Fig. 5. Higher-order structural stability. SDS-PAGE gel (Coomassie-stained) under non-reducing conditions, showing that the antibody light chain and heavy chain are held together by strong forces via the Pt(ii) linker. Fluorescence corresponding to CPT can be visualized on the gel under UV light. (a) Cetuximab, (b) trastuzumab, (c) rituximab, (d) trastuzumab Fab and (e) cetuximab Fab.

Fig. 6. Plasma stability. The stability of Ctx–Pt–PEG–CPT and Tra–Pt–PEG–CPT in (a) human plasma and (b) mouse plasma demonstrates the superior stability of the Pt-based conjugation with extended half-lives (c).

Fig. 7. In vitro potency of ADCs.

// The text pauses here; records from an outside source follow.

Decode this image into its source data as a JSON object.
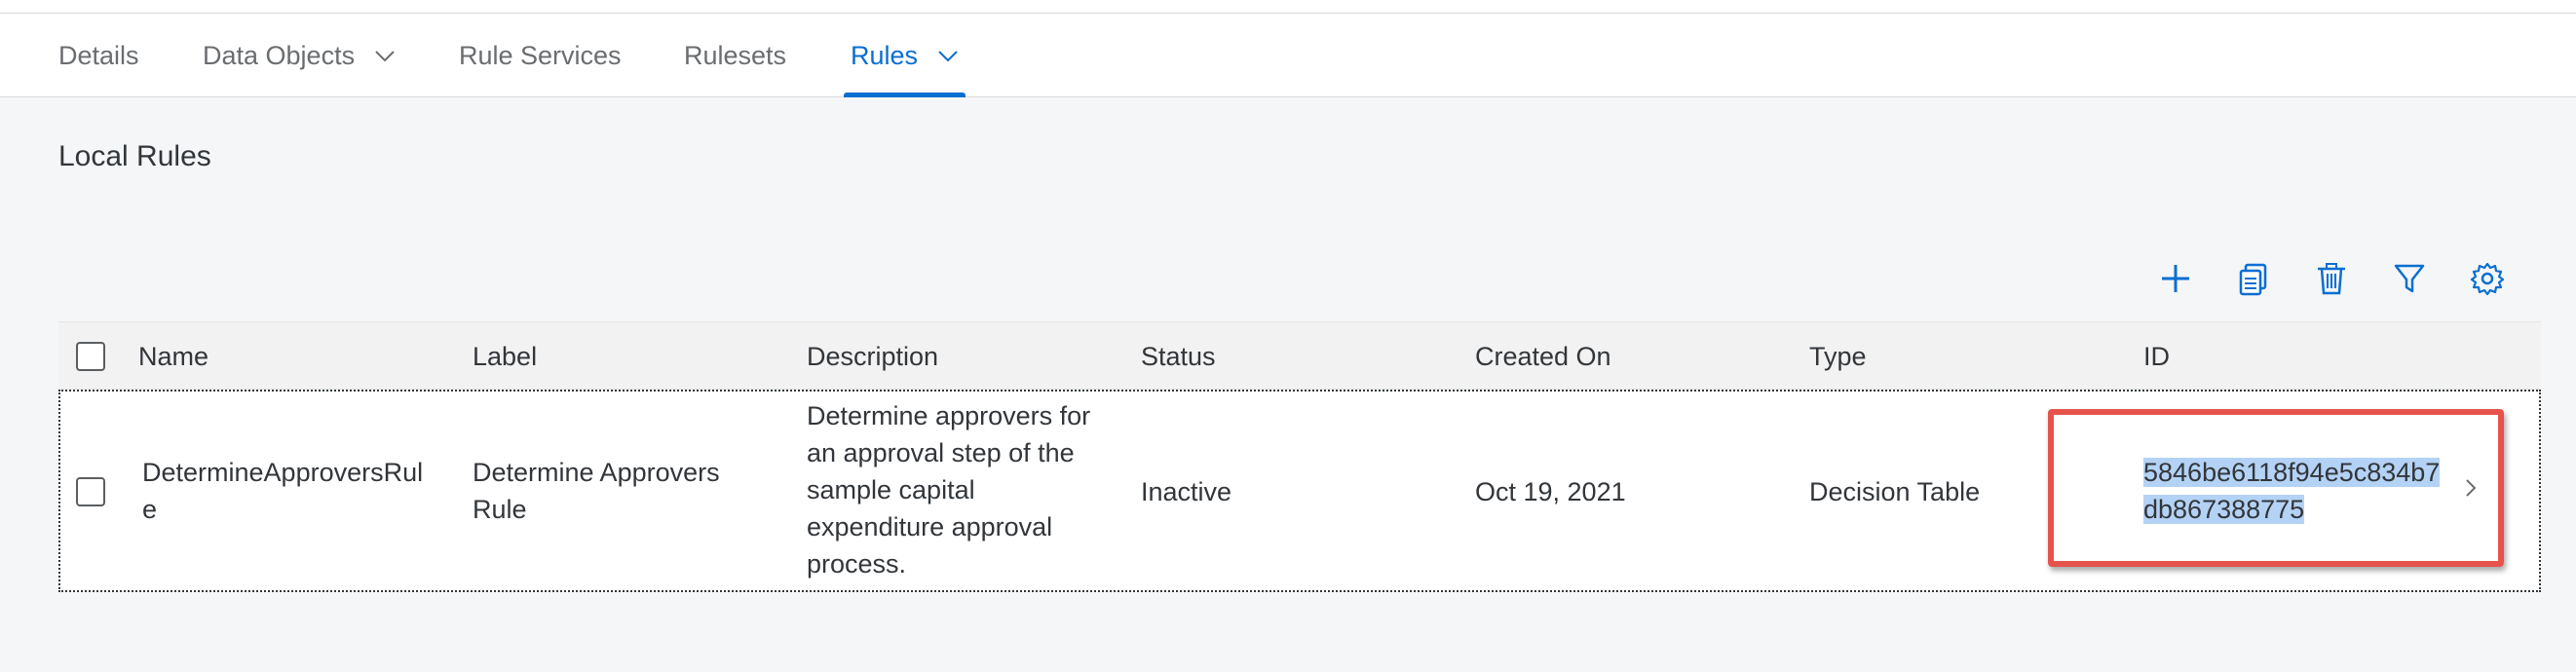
{
  "tabs": [
    {
      "label": "Details",
      "has_dropdown": false,
      "active": false
    },
    {
      "label": "Data Objects",
      "has_dropdown": true,
      "active": false
    },
    {
      "label": "Rule Services",
      "has_dropdown": false,
      "active": false
    },
    {
      "label": "Rulesets",
      "has_dropdown": false,
      "active": false
    },
    {
      "label": "Rules",
      "has_dropdown": true,
      "active": true
    }
  ],
  "section": {
    "title": "Local Rules"
  },
  "toolbar": {
    "icons": [
      "add-icon",
      "copy-icon",
      "delete-icon",
      "filter-icon",
      "settings-icon"
    ]
  },
  "table": {
    "columns": [
      "Name",
      "Label",
      "Description",
      "Status",
      "Created On",
      "Type",
      "ID"
    ],
    "rows": [
      {
        "name_line1": "DetermineApproversRul",
        "name_line2": "e",
        "label_line1": "Determine Approvers",
        "label_line2": "Rule",
        "description_lines": [
          "Determine approvers for",
          "an approval step of the",
          "sample capital",
          "expenditure approval",
          "process."
        ],
        "status": "Inactive",
        "created_on": "Oct 19, 2021",
        "type": "Decision Table",
        "id_line1": "5846be6118f94e5c834b7",
        "id_line2": "db867388775"
      }
    ]
  },
  "colors": {
    "accent": "#0a6ed1",
    "highlight": "#e5534b",
    "selection": "#b4d2f5"
  }
}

Cell viability was assessed using an MTT assay and IC₅₀ values were calculated. (a) The Ctx–Pt–PEG–CPT conjugate showed a 118-fold increase in anti-proliferative activity on EGFR-high cells (MDA-MB-468) as compared to EGFR-low cells (MCF7). (b) The Tra–Pt–PEG–CPT conjugate showed a 327-fold increase in anti-proliferative activity on HER2-high cells (SK-BR-3) as compared to on HER2-low (MDA-MB-453) cells. Error bars represent standard error of the mean for at least 3 independent experiments. (c) IC₅₀ values (drug-equivalent concentration of ADC) obtained for various cell lines demonstrate the specificity and potency of the ADCs. Standard errors reported from at least 3 independent experiments. *Extrapolated values.

Fig. 8. In vivo efficacy. Antitumour activity of Ctx–Pt–PEG–CPT was evaluated in an A549 xenograft model in SCID Beige mice. The mice were implanted with 5 × 10⁶ A549 cells and grouped as untreated (control), cetuximab (Ctx) or Ctx–Pt–PEG–CPT (ADC) on a dosing schedule of q4dx5 for 2 cycles at 20 mg kg^–1 of test article. (a) The Ctx–Pt–PEG–CPT treated animals showed significant differences in tumour volume compared with the control group (P < 0.016), with a tumour growth inhibition (TGI) of 55%. (b) No significant difference in body weight was observed across the groups. (c) Tumour sections examined using a TUNEL assay (TUNEL, TMR-Red; Hoechst, blue) show a higher number of apoptotic cells in ADC treated tumours. Scale bar, 20 μm. (d) The percentage of TUNEL-positive cells in ADC treated tumour sections is significantly higher than those observed for cetuximab treated samples. **p < 0.0001; *p < 0.005.